Personal information
- Full name: Dugald McFarlane McCarrison
- Date of birth: 22 December 1969 (age 56)
- Place of birth: Lanark, Scotland
- Position: Midfielder; forward;

Youth career
- Celtic Boys Club

Senior career*
- Years: Team / Apps / (Gls)
- 1987–1993: Celtic / 4 / (1)
- 1990: →Ipswich Town (loan) / 0 / (0)
- 1991: →Darlington (loan) / 5 / (2)
- 1993–1995: Kilmarnock / 9 / (1)
- 1995: Hamilton Academical / 3 / (0)
- 1995–1996: Glentoran / 11 / (1)
- 1996–?: Lesmahagow

= Dugald McCarrison =

Scottish footballer

Dugald McFarlane McCarrison (born 22 December 1969) is a Scottish former footballer. A product of Celtic Boys Club, he went on to play with a number of clubs both professional and amateur.

==Celtic==
McCarrison signed professional terms with Celtic in 1987 and made his debut in October 1987 in a league game at Celtic Park against Dundee United. However, despite spending five and a half years on the Glasgow club's books, he was unable to force his way regularly into the first team, making only four league appearances. He did score one goal for the club, coming on as a substitute for Andy Walker during a 3–0 win over Dundee at Dens Park in February 1989 – McCarrison scoring Celtic's third goal.

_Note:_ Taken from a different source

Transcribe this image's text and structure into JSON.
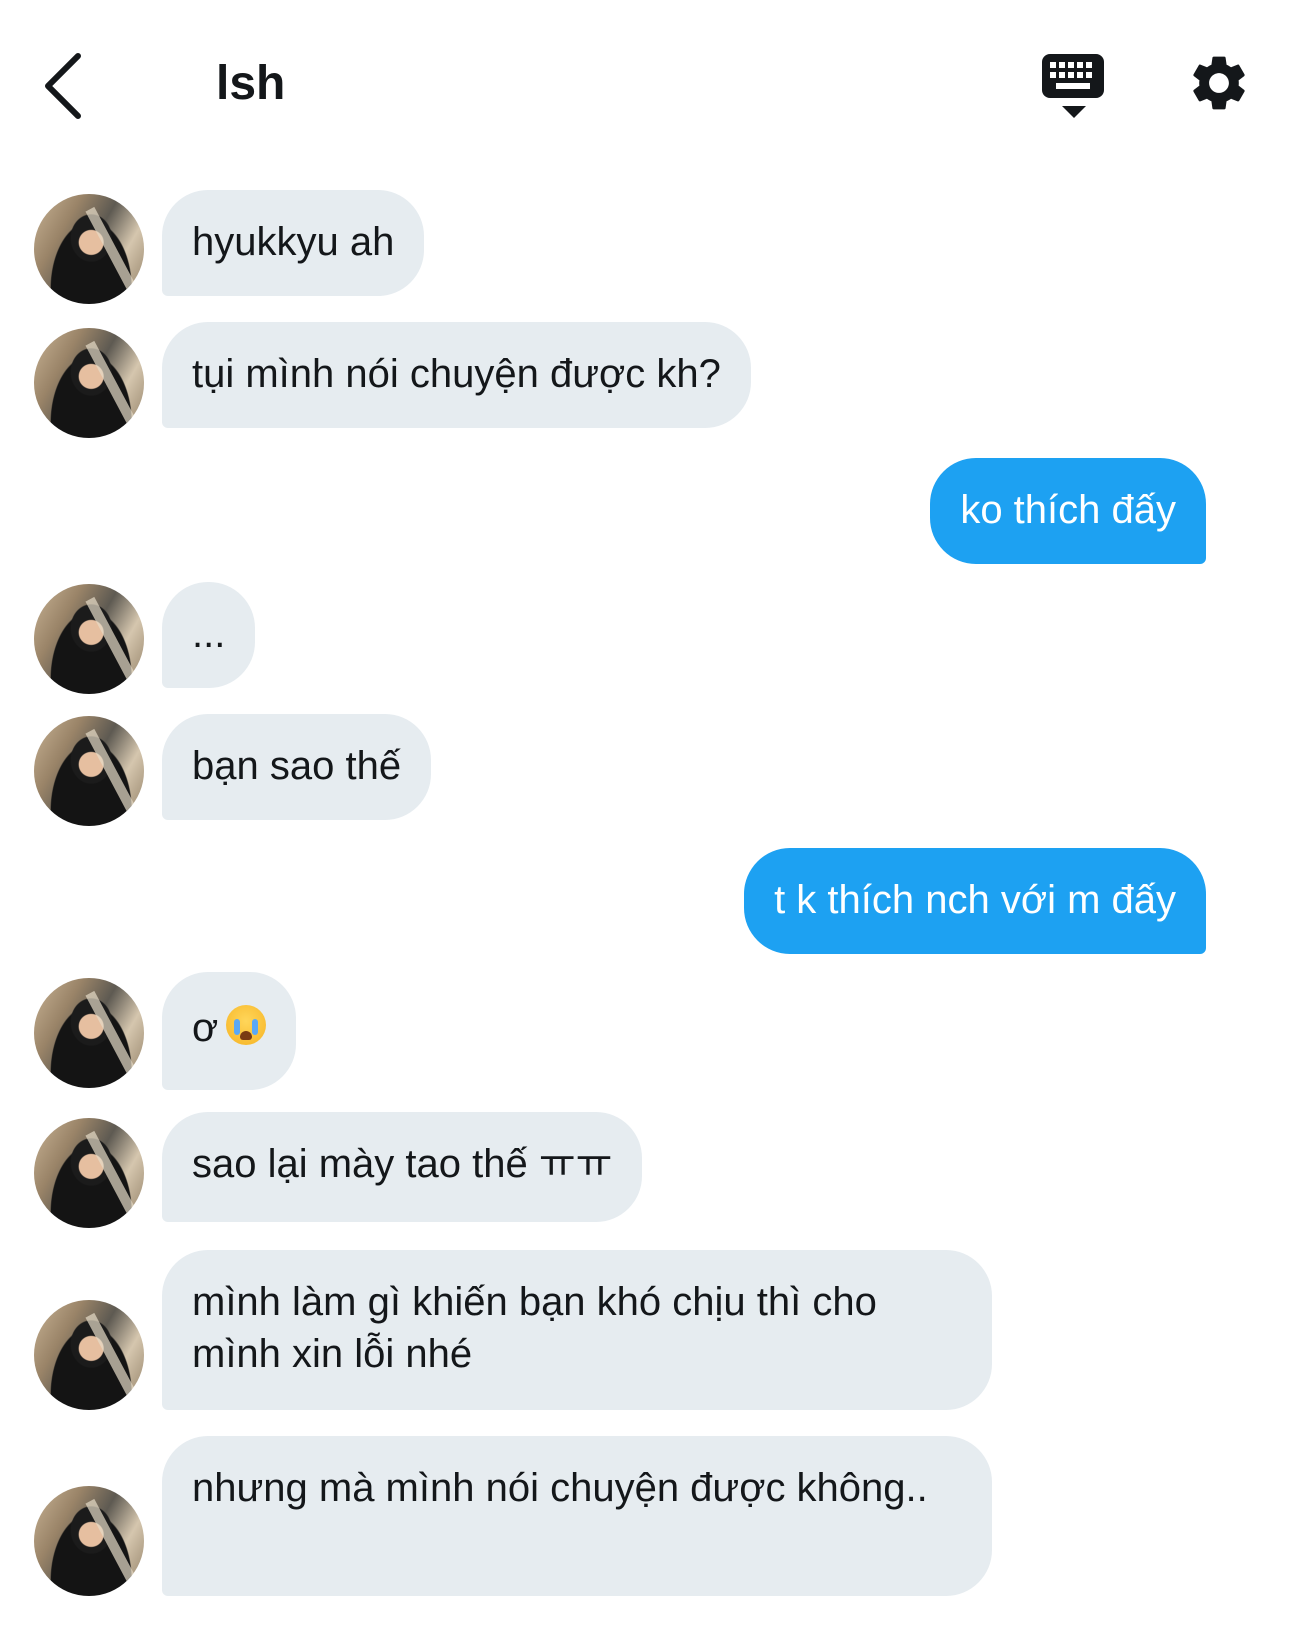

During his time at Celtic Park he also had loan spells at Ipswich Town and Darlington although it was only at the latter that he made any first team appearances. However McCarrison made his mark by scoring as the club beat their local rivals Hartlepool United 4–0.

==Scottish League==
He left Celtic in February 1993 to sign for Kilmarnock in a deal worth £90,000, the price reflecting McCarrison's goalscoring form in Celtic's reserves. However again he found game time scarce, making six league starts and three substitute appearances during his spell at the club. This time however McCarrison's lack of playing time was due to a severe injury after he broke his leg playing in a gala game during that summer. McCarrison missed nearly two years of football recuperating and later blamed this on his failure to make an impact in football.

==Later career==
He moved to Hamilton Academical in August 1995 but made only a few appearances before joining Irish Football League side Glentoran that October. McCarrison's only goal for the Belfast club came in a 4–0 win over their arch rivals Linfield at Windsor Park on 4 November 1995. However, before long McCarrison, who continued to live in Scotland, was released after Glentoran said they could not afford to pay him to commute.

He joined non-league Lesmahagow that summer and was still playing for the club in 2002.

It was reported in August 2016 in the Scottish press that McCarrison had admitted to stealing thousands of pounds worth of specialist engineering equipment while working as a storeman in Scotland.